German alpine skier who competed at the 2010 Winter Olympics. Her name once had Bradley Walsh in hysterics during an episode of the Chase. Now the owner of a discreet women's hygiene range.

6. Danny Shittu

Nigerian centre-back, currently enjoying his second spell at Championship side Millwall. Better than his name suggests - plus you'd never tell call him that to his face, looking at the size of him.

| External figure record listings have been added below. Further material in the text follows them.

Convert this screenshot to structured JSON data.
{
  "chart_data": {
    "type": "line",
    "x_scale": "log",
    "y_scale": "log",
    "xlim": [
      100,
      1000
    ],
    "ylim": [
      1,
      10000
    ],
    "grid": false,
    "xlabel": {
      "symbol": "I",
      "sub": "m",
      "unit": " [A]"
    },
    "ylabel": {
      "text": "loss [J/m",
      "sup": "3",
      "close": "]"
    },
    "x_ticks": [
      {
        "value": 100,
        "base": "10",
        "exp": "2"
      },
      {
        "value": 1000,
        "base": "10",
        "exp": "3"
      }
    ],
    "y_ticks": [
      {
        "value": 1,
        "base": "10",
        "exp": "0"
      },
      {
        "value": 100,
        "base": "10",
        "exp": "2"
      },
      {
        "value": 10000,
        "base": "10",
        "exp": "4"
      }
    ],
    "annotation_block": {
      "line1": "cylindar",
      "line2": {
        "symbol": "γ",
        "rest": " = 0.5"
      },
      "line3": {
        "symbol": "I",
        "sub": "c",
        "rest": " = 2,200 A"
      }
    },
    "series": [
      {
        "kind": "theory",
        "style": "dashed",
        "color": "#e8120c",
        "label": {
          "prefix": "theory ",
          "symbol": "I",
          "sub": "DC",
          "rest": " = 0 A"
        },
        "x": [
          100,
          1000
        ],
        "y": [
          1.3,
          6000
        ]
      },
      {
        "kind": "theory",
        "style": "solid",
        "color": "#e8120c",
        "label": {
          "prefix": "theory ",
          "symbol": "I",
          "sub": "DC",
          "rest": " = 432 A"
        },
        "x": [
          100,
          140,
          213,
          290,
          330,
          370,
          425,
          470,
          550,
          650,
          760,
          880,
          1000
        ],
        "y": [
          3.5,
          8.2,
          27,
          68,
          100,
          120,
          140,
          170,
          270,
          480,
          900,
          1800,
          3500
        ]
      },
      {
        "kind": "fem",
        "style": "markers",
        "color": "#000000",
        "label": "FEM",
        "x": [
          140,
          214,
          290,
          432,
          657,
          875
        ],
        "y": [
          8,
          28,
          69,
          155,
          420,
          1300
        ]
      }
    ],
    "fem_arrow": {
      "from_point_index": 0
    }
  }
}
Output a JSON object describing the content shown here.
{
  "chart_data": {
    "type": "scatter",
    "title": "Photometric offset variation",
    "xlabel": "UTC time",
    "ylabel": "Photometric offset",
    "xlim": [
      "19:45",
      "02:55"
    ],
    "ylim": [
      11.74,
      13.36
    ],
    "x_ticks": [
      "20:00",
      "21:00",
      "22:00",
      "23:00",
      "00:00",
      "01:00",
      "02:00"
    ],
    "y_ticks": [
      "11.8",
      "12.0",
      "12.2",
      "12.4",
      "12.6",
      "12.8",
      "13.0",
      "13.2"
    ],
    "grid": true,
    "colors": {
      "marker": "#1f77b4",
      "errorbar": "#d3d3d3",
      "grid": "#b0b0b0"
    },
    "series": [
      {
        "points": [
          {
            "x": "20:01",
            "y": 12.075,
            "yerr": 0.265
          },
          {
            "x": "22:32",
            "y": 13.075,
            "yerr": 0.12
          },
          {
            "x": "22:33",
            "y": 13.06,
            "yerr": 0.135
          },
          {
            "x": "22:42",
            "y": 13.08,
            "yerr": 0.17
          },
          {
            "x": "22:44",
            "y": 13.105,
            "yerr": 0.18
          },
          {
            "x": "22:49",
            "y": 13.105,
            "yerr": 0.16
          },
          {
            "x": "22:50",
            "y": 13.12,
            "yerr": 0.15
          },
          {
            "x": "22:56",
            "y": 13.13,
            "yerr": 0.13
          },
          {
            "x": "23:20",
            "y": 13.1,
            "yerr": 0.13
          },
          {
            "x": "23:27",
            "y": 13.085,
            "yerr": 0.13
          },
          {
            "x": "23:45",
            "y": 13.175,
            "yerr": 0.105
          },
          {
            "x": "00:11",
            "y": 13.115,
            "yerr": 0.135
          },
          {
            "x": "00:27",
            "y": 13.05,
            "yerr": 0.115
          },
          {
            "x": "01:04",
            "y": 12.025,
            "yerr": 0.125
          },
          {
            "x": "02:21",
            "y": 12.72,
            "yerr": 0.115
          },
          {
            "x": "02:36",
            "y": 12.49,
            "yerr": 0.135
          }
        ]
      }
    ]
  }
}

Big lad: People were never really nasty to Danny's face... wonder why? (

Image:

Clive Rose)

5. Andreas Wank

German ski jumper who finished in 10th place in the individual event at the 2014 Winter Olympics. Always deals well with the job at hand.

4. Stefan Kuntz

Retired German international footballer who played as a striker. Name was famously mocked in Baddiel and Skinner's video of '98 Three Lions.

3. Gaylord Silly

Long distance runner who represents Seychelles internationally. Also works as a tree surgeon in France (actually true). And we thought they made that name up for Meet the Parents.

2. Argel Fucks

Former Brazilian footballer who played as a centre-back and won one cap at full international level. Now a very expletive manager.

1. Yoshie Takeshita

From a place called Fukuoka (seems to good to be true) and part of the Japanese women's volleyball side that won bronze at the 2012 Summer Olympics. Fortunately, she has never emptied her bowels while competing, we think.